Last spring, Miller said he believed existing employment rules were sufficient for VA to fire subpar workers. But this week, he cited VA’s “well-documented reluctance to ensure its leaders are held accountable for mistakes” as the impetus for the new bill.
His office touted support from veterans’ groups for the idea.
John Mitchell Jr., national commander of AMVETS, said in a statement that “the only way to break the cycle of ineptitude at VA and restore our veterans’ faith in the system is to eradicate problems at the root: the senior executive level.”
Members of the American Legion, Iraq and Afghanistan Veterans of America, and Concerned Veterans of America voiced similar support.
But VA officials, including Veterans Affairs Secretary Eric Shinseki, have pushed back against the idea of firing employees to improve department performance, saying they’re working to solve problems without vilifying VA staff.
In a letter to Miller late last month, Shinseki said he believes the current punitive tools are sufficient to respond to problem employees.
In a statement this week, VA officials did not comment directly on the legislation, but said: “VA must remain competitive to recruit and retain the best people in order to continue our progress.
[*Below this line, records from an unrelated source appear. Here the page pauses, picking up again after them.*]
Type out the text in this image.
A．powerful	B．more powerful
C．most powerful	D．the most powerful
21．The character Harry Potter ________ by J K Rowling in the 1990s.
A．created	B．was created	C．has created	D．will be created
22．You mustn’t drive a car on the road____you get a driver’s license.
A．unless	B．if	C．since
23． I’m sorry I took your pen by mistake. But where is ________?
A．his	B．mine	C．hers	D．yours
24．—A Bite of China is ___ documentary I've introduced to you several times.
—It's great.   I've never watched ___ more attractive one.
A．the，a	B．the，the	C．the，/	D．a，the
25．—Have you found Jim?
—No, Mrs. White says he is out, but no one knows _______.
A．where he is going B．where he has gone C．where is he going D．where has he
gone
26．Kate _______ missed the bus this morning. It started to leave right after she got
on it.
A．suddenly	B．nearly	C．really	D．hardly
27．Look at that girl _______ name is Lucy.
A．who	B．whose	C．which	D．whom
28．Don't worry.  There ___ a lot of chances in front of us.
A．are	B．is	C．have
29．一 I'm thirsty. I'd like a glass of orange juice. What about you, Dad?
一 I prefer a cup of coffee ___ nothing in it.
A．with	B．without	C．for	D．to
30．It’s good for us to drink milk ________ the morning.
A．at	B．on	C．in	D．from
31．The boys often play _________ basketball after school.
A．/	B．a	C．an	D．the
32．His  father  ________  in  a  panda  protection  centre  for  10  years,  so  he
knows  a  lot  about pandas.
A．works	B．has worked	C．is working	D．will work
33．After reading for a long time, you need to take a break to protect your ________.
Changes that would single out VA employees for punishment by removing existing federal civil service rules not only put VA at a competitive disadvantage, but can ultimately harm VA’s ability to best serve veterans.”
Officials also disputed the idea that the department is rife with problems, saying that problems noted by the House Veterans’ Affairs Committee are serious but not systemic.
“When an incident occurs in our system, we aggressively identify, correct and work to prevent additional risks,” the statement said. “We conduct a thorough review to understand what happened, prevent similar incidents in the future, hold those responsible accountable consistent with due process under the law, and share lessons learned across VA’s system.”
The legislation faces an uncertain future. House Republicans have offered similar measures in the past — including a recent plan to limit VA employee bonuses — but those ideas have stalled in the Senate.
Rep. Mike Michaud, D-Maine, senior Democrat on the House Veterans’ Affairs Committee, said he believes “senior leaders need to be held accountable” for problems in VA, but added that “current senior executive service performance management statutes and guidelines provide clear authorities to do just that.”
Michaud said VA simply needs to use those tools more aggressively.